My best friend lives 1000 miles away from me.
This means that if I want to “pop by” or “have a girls’ night”, to drive from my house in Bellingham, WA to hers in Orange County, CA, it would take 19 hours and 58 minutes (if the traffic is light, like Google Maps is claiming it might be as I write this post at 10am on a Monday).
Lucky for me (and thanks to a lot of savvy saving/budgeting and a big airfare credit for getting bumped off a flight last year), I was able to fly her way last week.
Thanks to the fam at Kia Motors of America (and DriveShop), I had some sweet wheels waiting at the airport for me when I landed!
I sat in that car for a good ten minutes, giving myself a pep talk before I started the car…. because before this trip, I had never driven on California roads in my life.
Southern California highways terrify me. A lot.
I’ve seen those movies and TV shows! Californians sit in traffic forever and they also drive like crazy people, right?
There are an average of 379,000 vehicles per day driving on JUST the 405. There are more than THIRTY FREEWAYS AND HIGHWAYS in the LA area and I don’t know where ANY OF THEM GO.
I’m pretty sure I would have to live there for 10 years before I could tell you (without GPS) where the 405 goes.
(Notice the white knuckles in this photo that I took of myself before I even pulled out of the parking lot at the airport.)

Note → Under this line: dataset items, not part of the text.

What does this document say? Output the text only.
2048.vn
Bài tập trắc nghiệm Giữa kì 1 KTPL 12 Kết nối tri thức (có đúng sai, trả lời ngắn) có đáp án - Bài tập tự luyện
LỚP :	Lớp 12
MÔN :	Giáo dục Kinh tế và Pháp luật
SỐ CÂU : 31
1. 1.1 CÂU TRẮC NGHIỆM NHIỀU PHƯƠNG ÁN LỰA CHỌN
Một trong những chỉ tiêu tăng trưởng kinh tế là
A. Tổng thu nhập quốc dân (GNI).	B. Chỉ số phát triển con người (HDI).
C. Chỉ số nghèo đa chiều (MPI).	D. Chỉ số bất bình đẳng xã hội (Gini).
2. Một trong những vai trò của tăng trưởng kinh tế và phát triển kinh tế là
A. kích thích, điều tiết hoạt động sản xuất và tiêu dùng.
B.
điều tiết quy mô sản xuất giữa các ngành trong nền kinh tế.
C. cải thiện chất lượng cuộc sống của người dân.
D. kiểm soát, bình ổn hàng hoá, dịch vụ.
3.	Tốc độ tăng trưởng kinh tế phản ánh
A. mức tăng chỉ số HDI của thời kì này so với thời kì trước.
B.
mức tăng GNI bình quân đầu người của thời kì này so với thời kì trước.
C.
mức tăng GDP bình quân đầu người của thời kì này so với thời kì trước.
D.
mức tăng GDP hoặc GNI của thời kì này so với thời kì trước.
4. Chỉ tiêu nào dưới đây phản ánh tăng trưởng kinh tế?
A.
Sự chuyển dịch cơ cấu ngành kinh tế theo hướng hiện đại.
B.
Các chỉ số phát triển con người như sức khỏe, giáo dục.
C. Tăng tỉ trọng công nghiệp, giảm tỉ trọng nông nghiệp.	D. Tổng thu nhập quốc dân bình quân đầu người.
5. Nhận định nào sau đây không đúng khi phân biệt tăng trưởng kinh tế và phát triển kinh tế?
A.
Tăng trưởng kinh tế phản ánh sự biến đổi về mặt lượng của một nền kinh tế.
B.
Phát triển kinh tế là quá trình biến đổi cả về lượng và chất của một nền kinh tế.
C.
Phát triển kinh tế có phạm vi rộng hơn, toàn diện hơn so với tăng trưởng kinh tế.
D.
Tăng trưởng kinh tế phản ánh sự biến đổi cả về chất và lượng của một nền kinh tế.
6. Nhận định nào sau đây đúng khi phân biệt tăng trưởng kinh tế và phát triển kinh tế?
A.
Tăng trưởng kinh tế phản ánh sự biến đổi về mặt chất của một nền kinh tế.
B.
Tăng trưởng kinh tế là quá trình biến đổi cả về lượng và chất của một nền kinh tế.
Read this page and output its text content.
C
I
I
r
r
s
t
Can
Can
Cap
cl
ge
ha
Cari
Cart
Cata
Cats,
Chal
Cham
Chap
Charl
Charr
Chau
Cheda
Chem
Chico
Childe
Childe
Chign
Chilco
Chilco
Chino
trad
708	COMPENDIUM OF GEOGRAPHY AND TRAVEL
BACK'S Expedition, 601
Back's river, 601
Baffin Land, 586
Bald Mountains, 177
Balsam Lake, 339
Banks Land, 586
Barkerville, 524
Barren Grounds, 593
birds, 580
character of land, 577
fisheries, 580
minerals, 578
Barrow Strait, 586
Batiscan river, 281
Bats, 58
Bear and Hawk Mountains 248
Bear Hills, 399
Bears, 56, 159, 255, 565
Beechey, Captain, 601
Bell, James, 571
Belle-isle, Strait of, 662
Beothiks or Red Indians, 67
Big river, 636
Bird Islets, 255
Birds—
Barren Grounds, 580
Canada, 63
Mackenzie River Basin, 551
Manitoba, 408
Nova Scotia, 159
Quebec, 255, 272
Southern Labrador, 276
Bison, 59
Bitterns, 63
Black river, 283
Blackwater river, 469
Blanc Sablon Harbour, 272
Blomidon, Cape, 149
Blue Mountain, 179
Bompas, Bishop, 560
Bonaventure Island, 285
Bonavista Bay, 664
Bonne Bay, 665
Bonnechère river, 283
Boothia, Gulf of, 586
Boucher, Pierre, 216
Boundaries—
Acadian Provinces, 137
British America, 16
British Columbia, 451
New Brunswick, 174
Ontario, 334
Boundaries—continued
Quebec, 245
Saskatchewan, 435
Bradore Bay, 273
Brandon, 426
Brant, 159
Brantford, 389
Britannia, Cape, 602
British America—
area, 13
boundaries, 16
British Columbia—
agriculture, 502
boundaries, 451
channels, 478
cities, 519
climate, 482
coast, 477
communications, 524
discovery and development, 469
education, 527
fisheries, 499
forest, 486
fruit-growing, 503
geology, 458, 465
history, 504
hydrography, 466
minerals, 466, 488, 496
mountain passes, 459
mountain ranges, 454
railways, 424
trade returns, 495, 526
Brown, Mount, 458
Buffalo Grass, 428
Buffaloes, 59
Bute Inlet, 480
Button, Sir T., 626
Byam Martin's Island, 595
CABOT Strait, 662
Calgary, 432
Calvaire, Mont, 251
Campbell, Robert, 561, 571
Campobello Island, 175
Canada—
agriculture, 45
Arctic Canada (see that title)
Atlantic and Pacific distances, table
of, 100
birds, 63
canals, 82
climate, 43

So after my (rather lengthy) self pep talk, I pulled out of the parking and onto the road.
To be perfectly honest, I had built up the driving situation quite a bit. There are a LOT of cars, and a lot of freeways, but if you’re prepared and well-equipped, you can do it.

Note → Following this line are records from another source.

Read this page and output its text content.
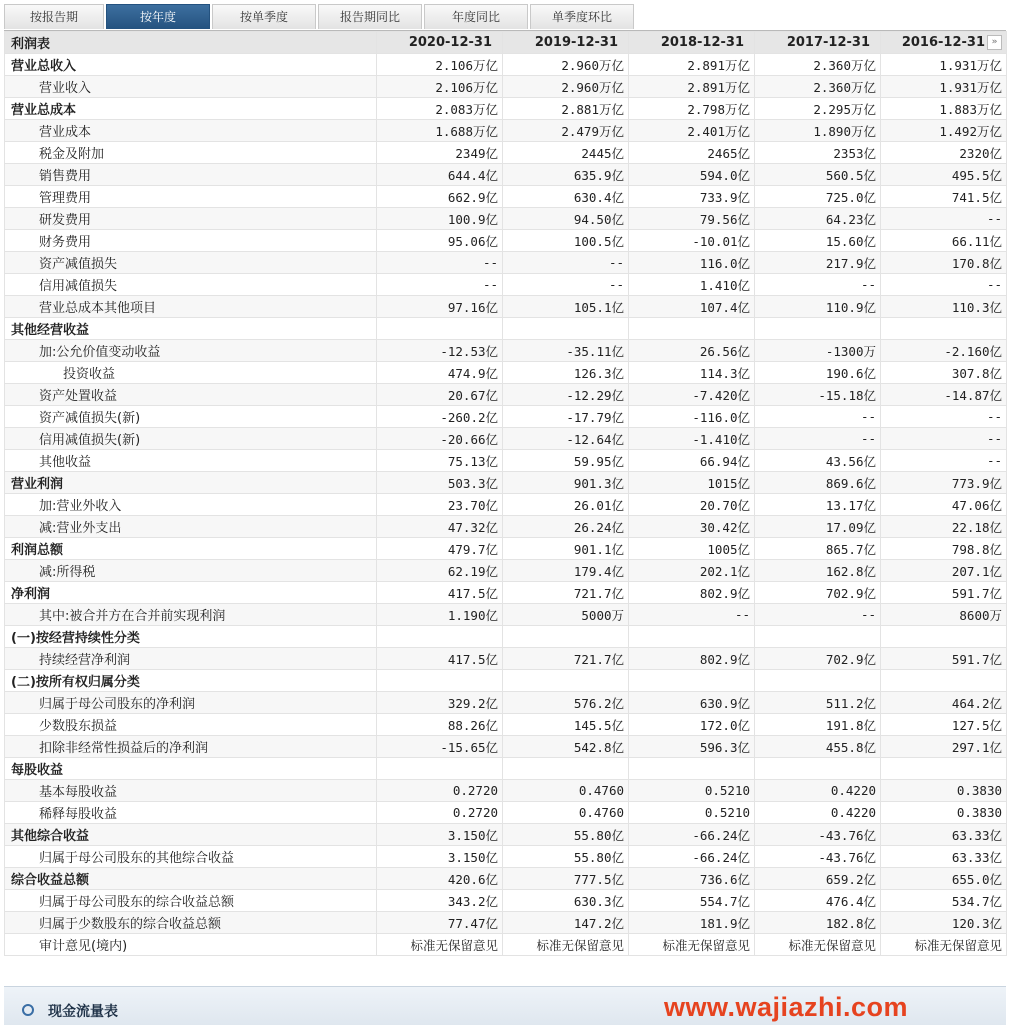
按报告期	按年度	按单季度	报告期同比	年度同比	单季度环比
利润表	2020-12-31	2019-12-31	2018-12-31	2017-12-31	2016-12-31 »
营业总收入	2.106万亿	2.960万亿	2.891万亿	2.360万亿	1.931万亿
营业收入	2.106万亿	2.960万亿	2.891万亿	2.360万亿	1.931万亿
营业总成本	2.083万亿	2.881万亿	2.798万亿	2.295万亿	1.883万亿
营业成本	1.688万亿	2.479万亿	2.401万亿	1.890万亿	1.492万亿
税金及附加	2349亿	2445亿	2465亿	2353亿	2320亿
销售费用	644.4亿	635.9亿	594.0亿	560.5亿	495.5亿
管理费用	662.9亿	630.4亿	733.9亿	725.0亿	741.5亿
研发费用	100.9亿	94.50亿	79.56亿	64.23亿	--
财务费用	95.06亿	100.5亿	-10.01亿	15.60亿	66.11亿
资产减值损失	--	--	116.0亿	217.9亿	170.8亿
信用减值损失	--	--	1.410亿	--	--
营业总成本其他项目	97.16亿	105.1亿	107.4亿	110.9亿	110.3亿
其他经营收益					
加:公允价值变动收益	-12.53亿	-35.11亿	26.56亿	-1300万	-2.160亿
投资收益	474.9亿	126.3亿	114.3亿	190.6亿	307.8亿
资产处置收益	20.67亿	-12.29亿	-7.420亿	-15.18亿	-14.87亿
资产减值损失(新)	-260.2亿	-17.79亿	-116.0亿	--	--
信用减值损失(新)	-20.66亿	-12.64亿	-1.410亿	--	--
其他收益	75.13亿	59.95亿	66.94亿	43.56亿	--
营业利润	503.3亿	901.3亿	1015亿	869.6亿	773.9亿
加:营业外收入	23.70亿	26.01亿	20.70亿	13.17亿	47.06亿
减:营业外支出	47.32亿	26.24亿	30.42亿	17.09亿	22.18亿
利润总额	479.7亿	901.1亿	1005亿	865.7亿	798.8亿
减:所得税	62.19亿	179.4亿	202.1亿	162.8亿	207.1亿
净利润	417.5亿	721.7亿	802.9亿	702.9亿	591.7亿
其中:被合并方在合并前实现利润	1.190亿	5000万	--	--	8600万
(一)按经营持续性分类					
持续经营净利润	417.5亿	721.7亿	802.9亿	702.9亿	591.7亿
(二)按所有权归属分类					
归属于母公司股东的净利润	329.2亿	576.2亿	630.9亿	511.2亿	464.2亿
少数股东损益	88.26亿	145.5亿	172.0亿	191.8亿	127.5亿
扣除非经常性损益后的净利润	-15.65亿	542.8亿	596.3亿	455.8亿	297.1亿
每股收益					
基本每股收益	0.2720	0.4760	0.5210	0.4220	0.3830
稀释每股收益	0.2720	0.4760	0.5210	0.4220	0.3830
其他综合收益	3.150亿	55.80亿	-66.24亿	-43.76亿	63.33亿
归属于母公司股东的其他综合收益	3.150亿	55.80亿	-66.24亿	-43.76亿	63.33亿
综合收益总额	420.6亿	777.5亿	736.6亿	659.2亿	655.0亿
归属于母公司股东的综合收益总额	343.2亿	630.3亿	554.7亿	476.4亿	534.7亿
归属于少数股东的综合收益总额	77.47亿	147.2亿	181.9亿	182.8亿	120.3亿
审计意见(境内)	标准无保留意见	标准无保留意见	标准无保留意见	标准无保留意见	标准无保留意见
现金流量表	www.wajiazhi.com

(taking a pause here to say thank GOD for Kia lending me this car, because the navigation and the loud beeping noise every time I tried to change lanes and someone was already driving there were SUCH a blessing on the 704 freeways they have running all over the place.)
So here are 3 big tips I found handy when driving around in Southern California and the Los Angeles area:
- You’re more scared of it than it is of you. It’s just driving. With more cars. Everywhere. So many cars. And motorcycles who do something called “lane splitting” and did I mention there are cars everywhere? And why doesn’t anyone use their turn signal?Just be vigilant. Watch your six, and you’ll be ok.
(And honestly, thank god for cars (like the 2017 Kia Optima Hybrid) with top safety ratings and really great gas mileage and little doohickeys that beep REALLY LOUD when someone gets too close to your bumper or are hiding in your blind spot when you’re trying to change lanes.)
- Plan. OMG, plan. Look at the maps. Figure out how far all the things you want to do in SoCal are from each other. Map it out. Then be realistic.I didn’t realize how far away everything was, from the last half dozen times I’ve visited my BFF. She always drives everywhere. I didn’t realize that a trip to Santa Monica from Orange County would be a mostly-all-day thing. I thought we could just jog up there in the morning and be back by the time that the kids were out of school.
(Without the navigation in the 2017 Kia Optima Hybrid, I would have been pretty lost. My phone GPS got us lost 4 times in one trip, and the navigation in the car never steered us wrong and ALSO showed us shortcuts during ugly traffic times that would possibly get us to our destination faster!)
- Do your thing. Turn up the music and roll the windows down and sing while you drive. Open up the sunroof while you roll down the PCH because you got lost in Santa Monica and want to smell the ocean and OMG why is it so hard to get to the Santa Monica Pier?
Turn up the seat coolers in your awesome borrowed ride (like that Kia Optima). Go to In N Out twice in a week. Hit up the Medieval Times dinner show. Go to the crystal shop and get your aura cleansed. Drive by Trejo’s Tacos just to take a photo.
Find those murals of the wings and Instagram the heck out of them. Make a list of all the things you want to eat when you get to SoCal and then toss it totally out the window once you get there because there are just too many options.Eat ramen. Hug your people you only get to see once every 18 months as tight as you can without hurting them. Make memories.
Drive that car. But safely, and in a manner befitting someone who wants to get back home in one piece.
A huge hug and thank you to my friends at Kia Motors of America and Drive Shop for lending me this vehicle while I traveled in California! They provided me with use of the vehicle and a tank of gas – all opinions here are mine and not otherwise influenced.